Most of the media attention at the 22nd Asian Pacific Economic Cooperation (APEC) summit in Beijing has been on the first encounter, and half-hearted reconciliation, between Chinese President Xi Jinping and Japanese Prime Shinzo Abe. Yet, behind this spectacle, a complex diplomatic dance has been occurring among China, Japan, and the United States.
Xi and Abe agreed to deemphasize their acute conflict over the East China Sea, but past efforts in this direction have not proved successful for long. The disputed islands are thought to hold valuable natural resources and have important strategic value for power projection and homeland defense. In addition, there are many sources of tension between the two countries besides their maritime dispute. Besides these economic and strategic drivers of confrontation, both governments face domestic nationalists that oppose making major concessions to the other country.
For the past two decades, the national security establishments of both countries have expressed alarm at the other country’s actions. Japanese policy makers have expressed concern over the Chinese missile launches against Taiwan in the mid-1990s, the magnitude and lack of transparency of China’s military spending, increased Chinese maritime activities in waters near Japan, and general angst about “China passing” due to Japan’s poor economic performance in recent years. Last December, Japan’s national defense guidelines made defending the Senkaku/Diaoyu islands a higher priority than previously. For example, the country’s Self-Defense Forces has been directed to strengthen its capacities for rapid reinforcement and for amphibious operations designed to expel any enemy forces that have occupied them.
For their part, Chinese leaders have viewed with unease Japanese resistance to acknowledge their country’s World War II-era aggression, Japan’s growing military capabilities and expanding security role in East Asia, and efforts to revise the pacifist clauses of Japan’s constitution. Over the long term, Chinese security experts fear that Japan could exploit its technological and industrial potential, including the country’s latent nuclear weapons capacity, to become a threatening military power.
Past attempts to improve relations regularly run into the same roadblocks. While the two countries have become more economically interdependent, their peoples remain distant. Even if the islands prove economically worthless, the strategic logic of China-Japan competition for maritime primacy will persist.

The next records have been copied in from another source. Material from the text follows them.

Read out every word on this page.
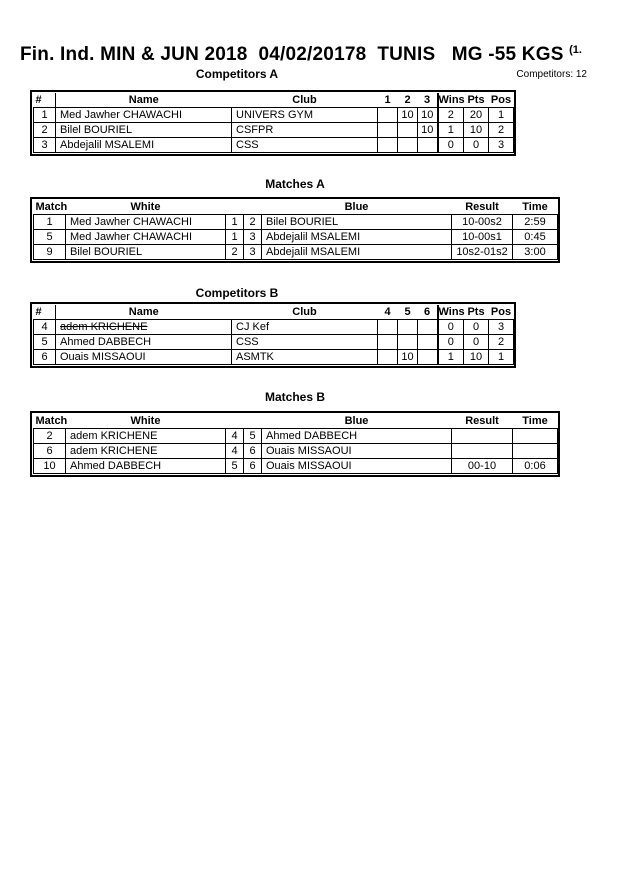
Fin. Ind. MIN & JUN 2018  04/02/20178  TUNIS   MG -55 KGS $^{(1.}$
Competitors A	Competitors: 12
#	Name	Club	1	2	3	Wins	Pts	Pos
1	Med Jawher CHAWACHI	UNIVERS GYM		10	10	2	20	1
2	Bilel BOURIEL	CSFPR			10	1	10	2
3	Abdejalil MSALEMI	CSS				0	0	3
Matches A
Match	White			Blue	Result	Time
1	Med Jawher CHAWACHI	1	2	Bilel BOURIEL	10-00s2	2:59
5	Med Jawher CHAWACHI	1	3	Abdejalil MSALEMI	10-00s1	0:45
9	Bilel BOURIEL	2	3	Abdejalil MSALEMI	10s2-01s2	3:00
Competitors B
#	Name	Club	4	5	6	Wins	Pts	Pos
4	adem KRICHENE	CJ Kef				0	0	3
5	Ahmed DABBECH	CSS				0	0	2
6	Ouais MISSAOUI	ASMTK		10		1	10	1
Matches B
Match	White			Blue	Result	Time
2	adem KRICHENE	4	5	Ahmed DABBECH		
6	adem KRICHENE	4	6	Ouais MISSAOUI		
10	Ahmed DABBECH	5	6	Ouais MISSAOUI	00-10	0:06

One consequence of this strategic rivalry has been that Japanese-U.S. defense cooperation has now regularly addresses joint security concerns about China. Last month’s release of the interim report on Japanese-U.S. progress in revising their defense guidelines has become the latest object of Chinese concern.
The interim report does not identify specific threats or discuss detailed scenarios for joint military operations, but it is clear that the new guidelines will expand both the geographic and the functional scope of the contingencies for possible joint military action. For example, the report states: “the two governments will take measures to prevent the deterioration of Japan's security in all phases, seamlessly, from peacetime to contingencies.” Furthermore, rather than limit joint operations to certain types of contingencies in Japan’s vicinity, the report says that the revised guidelines will describe how the two militaries will collaborate in cases of an “armed attack to a country that is in close relationship with Japan.”
Neither Japanese nor Americans expect the Chinese Navy to try to seize the disputed islands through a conventional invasion, but they do fear that China may pursue non-military hybrid tactics to change the status quo in its favor. This explains their alarm at how Beijing unilaterally declared an air defense identification zone over the Senkaku/Diaoyu islands and how Chinese coast guard ships have expanded their presence near the islands.
The current guidelines do not offer guidance regarding how the Japanese and U.S. militaries should respond to these kinds of activities, which do not constitute “an armed attack against Japan.” To address what the Japanese media describe as these “grey area issues,” the new guidelines will allow the U.S. and Japanese militaries to respond rapidly in cases even when an armed attack against Japan is not involved.
Yet, the interim report stresses the desire of Japan and the United States to “promot[e] trilateral and multilateral security and defense cooperation with regional allies and partners.” To this end, U.S. officials briefed both China and South Korea about the impending revisions. Among other matters, they made clear that the revised guidelines by themselves will likely not lead Japan to engage in any major new military operations. They do not legally oblige either party to take any specific action, which will be decided case by case by the two governments in power based on assessment of their interests and capabilities. For example, Japan has declined to join the any countries supporting the U.S.-led military campaign against ISIL in Iraq.
The revisions could impart new momentum to Abe’s drive to “normalize” Japan’s defense policy and the Obama administration’s rebalancing to Asia. Even so, the two governments are simply updating the guidelines to correspond to the wider geographic and functional range of military activities that Japan has been engaging in already during the past two decades rather than transforming Japan into a global military power like the United States.